How is NSA breaking into VPNs?

Peter Fairbrother zenadsl6186 at zen.co.uk
Fri Oct 16 23:41:03 BST 2015


On 16/10/15 17:29, Brian Gladman wrote:
> An interesting paper on the weaknesses of DH key exchange protocols:
>
> https://weakdh.org/imperfect-forward-secrecy-ccs15.pdf


The paper describes the Logjam attack, and the state-level attacks on 
shared DH primes.

Logjam, like FREAK, degrades crypto suite choices, in this case TLS DH 
to 512-bit "export grade" crypto. It's a bit more sophisticated than 
FREAK, but not much.

7th principle: Holes for "good guys" are holes for bad guys too.

8th principle: In code, nothing ever really goes away.

(big nod to Jerry Leichter)




More controversial, and quite possibly more damaging, is this:

"Threats from state-level adversaries.

Millions of HTTPS, SSH, and VPN servers all use the same prime numbers 
for Diffie-Hellman key exchange. Practitioners believed this was safe as 
long as new key exchange messages were generated for every connection.

However, the first step in the number field sieve — the most efficient 
algorithm for breaking a Diffie-Hellman connection — is dependent only 
on this prime. After this first step, an attacker can quickly break 
individual connections.

[...]

A close reading of published NSA leaks shows that the agency's attacks 
on VPNs are consistent with having achieved a break [of the single, most 
common 1024-bit prime]."




I wonder whether the "state level threat" of breaking common 1024-bit DH 
primes is the "major breakthrough" which NSA told Congress about a few 
years ago, for which they got all that lovely extra money.
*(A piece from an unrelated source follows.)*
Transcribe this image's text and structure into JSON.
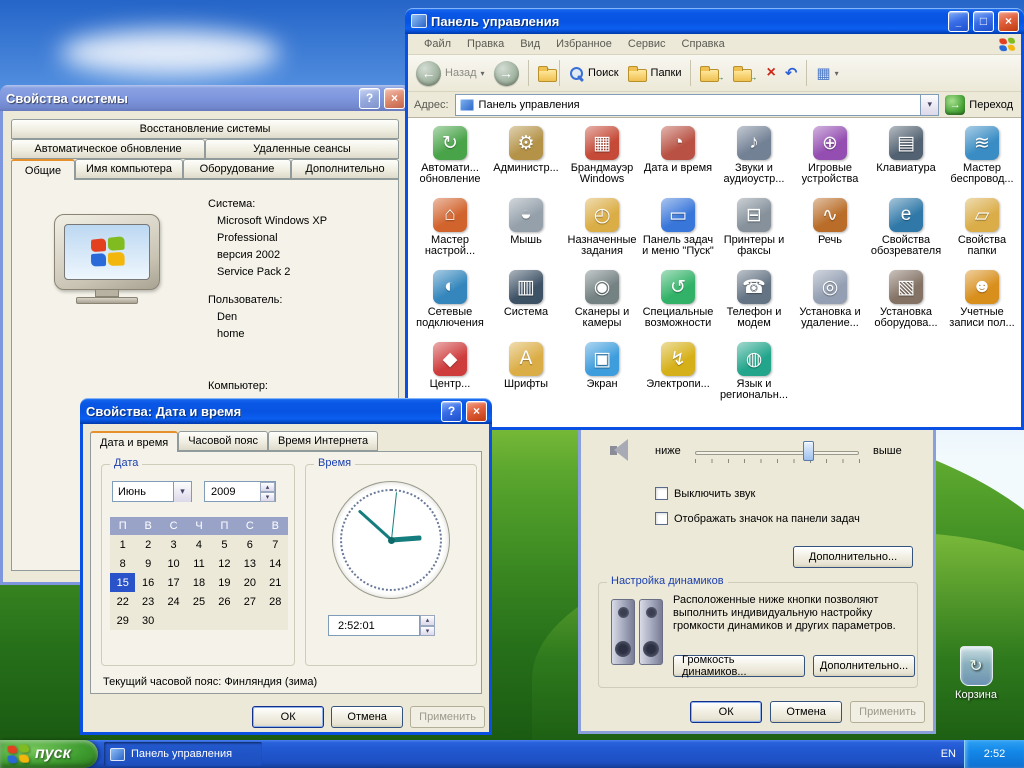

If so, the people who in 2013 were supporting the idea of replacing 
2048-bit RSA with ubiquitous 1024-bit DH in order to provide FS look a 
bit silly ..

[ the major browsers supported only 1024-bit DH, but supported 2048-bit 
RSA, perhaps due to people mistakenly thinking that DH keys needed to be 
half the size of RSA keys - it might be interesting to see where that 
rumour came from.

To quote Peter Gutmann, posting on the cryptography at metzdowd list:

"It's a debate between two groups, the security practitioners, "we'd 
like a PFS solution as soon as we can, and given currently-deployed 
infrastructure DH-1024 seems to be the best bet", and the theoreticians, 
"only a theoretically perfect solution is acceptable, even if it takes 
us forever to get it"."


By the way, this was just after Snowden, when Google and the like were 
moving to ubiquitous 2048-bit RSA, and supposedly crypto people were 
running around like headless chickens saying "we must do something".